Leadership is a serious meddling in other people’s lives. –Max De Pree
Greenleaf writes: The requirements of leadership impose some intellectual demands that are not usually measured by academic intelligence ratings. . . The leader needs three intellectual abilities that may not be assessed in an academic way: one needs to have a sense of the unknowable, to be prepared for the unexpected, and to be able to foresee the unforeseeable. The leader knows some things and foresees some things which those one is presuming to lead do not know or foresee as clearly. This is partly what gives the leader his ‘lead,’ that puts him out ahead and qualifies him or her to show the way.
Talk about a daunting challenge! As if leaders don’t have enough challenges already; Greenleaf ups the ante again (he really likes to up the ante) by telling us that it is important for leaders to develop three intellectual abilities.
The Leader needs to have a sense of the unknowable. The leader does not have to ‘know’ the unknowable; he/she ‘simply’ needs a ‘sense’ of the unknowable. A definition might help us to embrace this idea with less anxiety: ‘Sense’ = a feeling or perception. How might one begin to develop this ‘sense’ of the unknowable? Greenleaf notes that if one is awake and aware – open to having a sense of the unknowable, for example – one might well be disturbed. Is the leader open to stating that he/she does not ‘know’? Is the leader willing to become ‘disturbed’? I have found that one way to obtain a sense of the unknowable is to frame questions from a place of not knowing. These questions are then to be held or to be ‘lived’ (my thanks to the poet, Rilke, for the idea of ‘living the questions’). A question might also be explored by a ‘good thinking team.’ The goal of the ‘good thinkers’ is not to ‘know’ but to inquire more deeply, to consider, to engage in searching via conversation. My experience is that the good thinking of a team of folks will help provide a sense of the unknowable.
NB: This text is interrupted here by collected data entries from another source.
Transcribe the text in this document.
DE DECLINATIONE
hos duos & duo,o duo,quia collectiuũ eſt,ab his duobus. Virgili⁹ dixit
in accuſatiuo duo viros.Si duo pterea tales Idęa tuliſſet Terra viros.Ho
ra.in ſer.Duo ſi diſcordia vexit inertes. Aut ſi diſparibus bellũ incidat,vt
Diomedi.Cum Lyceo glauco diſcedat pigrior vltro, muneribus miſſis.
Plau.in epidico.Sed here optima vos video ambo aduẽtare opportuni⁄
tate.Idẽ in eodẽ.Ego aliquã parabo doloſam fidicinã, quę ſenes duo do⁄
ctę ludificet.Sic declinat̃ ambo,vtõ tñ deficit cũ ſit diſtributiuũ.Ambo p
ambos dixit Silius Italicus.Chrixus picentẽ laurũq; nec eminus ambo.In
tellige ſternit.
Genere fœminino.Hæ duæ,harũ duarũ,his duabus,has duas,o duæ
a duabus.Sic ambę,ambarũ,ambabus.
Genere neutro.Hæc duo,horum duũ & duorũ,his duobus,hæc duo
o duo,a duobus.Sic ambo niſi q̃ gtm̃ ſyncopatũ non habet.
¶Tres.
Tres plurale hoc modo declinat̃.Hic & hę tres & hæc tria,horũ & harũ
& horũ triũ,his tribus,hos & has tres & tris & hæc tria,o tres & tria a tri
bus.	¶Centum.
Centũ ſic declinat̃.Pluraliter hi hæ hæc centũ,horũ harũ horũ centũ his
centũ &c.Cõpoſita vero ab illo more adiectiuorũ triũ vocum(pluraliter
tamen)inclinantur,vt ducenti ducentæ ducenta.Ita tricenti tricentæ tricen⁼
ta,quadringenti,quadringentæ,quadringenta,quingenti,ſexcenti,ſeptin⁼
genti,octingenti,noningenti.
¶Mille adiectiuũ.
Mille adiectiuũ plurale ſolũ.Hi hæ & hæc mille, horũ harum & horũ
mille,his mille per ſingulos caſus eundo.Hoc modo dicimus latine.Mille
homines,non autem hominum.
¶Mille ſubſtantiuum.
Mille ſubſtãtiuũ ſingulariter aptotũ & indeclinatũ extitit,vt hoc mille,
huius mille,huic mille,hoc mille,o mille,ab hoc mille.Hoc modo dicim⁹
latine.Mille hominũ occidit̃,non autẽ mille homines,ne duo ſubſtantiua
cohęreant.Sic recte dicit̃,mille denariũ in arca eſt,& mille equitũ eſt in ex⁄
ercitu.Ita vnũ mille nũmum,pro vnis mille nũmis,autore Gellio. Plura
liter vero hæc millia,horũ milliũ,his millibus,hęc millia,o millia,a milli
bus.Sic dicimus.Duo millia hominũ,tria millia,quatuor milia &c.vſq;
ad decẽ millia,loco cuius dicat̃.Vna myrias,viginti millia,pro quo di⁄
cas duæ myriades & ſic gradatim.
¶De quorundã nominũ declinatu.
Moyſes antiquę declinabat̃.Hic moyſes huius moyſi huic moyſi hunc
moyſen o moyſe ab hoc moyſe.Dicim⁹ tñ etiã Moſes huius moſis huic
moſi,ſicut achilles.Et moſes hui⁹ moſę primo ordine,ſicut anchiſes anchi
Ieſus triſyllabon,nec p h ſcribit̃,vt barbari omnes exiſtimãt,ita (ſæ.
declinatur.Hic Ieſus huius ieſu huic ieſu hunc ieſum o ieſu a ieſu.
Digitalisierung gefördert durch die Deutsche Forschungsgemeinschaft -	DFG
The Leader needs to be prepared for the unexpected. Greenleaf notes that the emerges the leader will be able to engage it. One way of preparing is via imaging what might occur. Another way of preparing involves a team that is charged with scenario planning (Greenleaf was an advocate of scenario planning). Greenleaf relates how he prepared for an emergency – over a ten year period – so that when it presented itself he was able to respond (he was not sure that this emergency would ever occur; given the circumstances, however, he did have a ‘sense’ that it might). The combination of ‘imaging’ and ‘scenario planning’ can help the leader and those led prepare for the unexpected (which, as we all know, will happen).
The Leader needs to be able to foresee the unforeseeable. In a number of his essays Greenleaf writes about developing ‘foresight.’ The ability to foresee the unforeseeable is partly rooted in one’s ability to ‘perceive’ and to ‘be open’ to possibilities and to be ‘awake and aware.’ One also develops one’s intuitive ability/capacity. How many folks truly develop their intuitive ability and enhance their intuitive capacity? How many trust their intuition? The ability to foresee can also be enhanced by imaging and by scenario planning. As Greenleaf notes there is always a gap between what we can see, what we can know, and what is unforeseen. This gap can be ‘filled’ by an ‘intuitive leap’ (a ‘leap of faith’).
Of the three, this last one presents the most challenge for the leader; especially for the leader who is a strong when it comes to operations and is not as strong when it comes to conceptualization. As I reflect upon it, the person who able to conceptualize is more likely to develop these three capacities. People whose strength is ‘operations,’ and who are leaders, will do well to ensure that they surround themselves with folks whose strength is conceptual – and that they learn to utilize and trust their conceptual strength.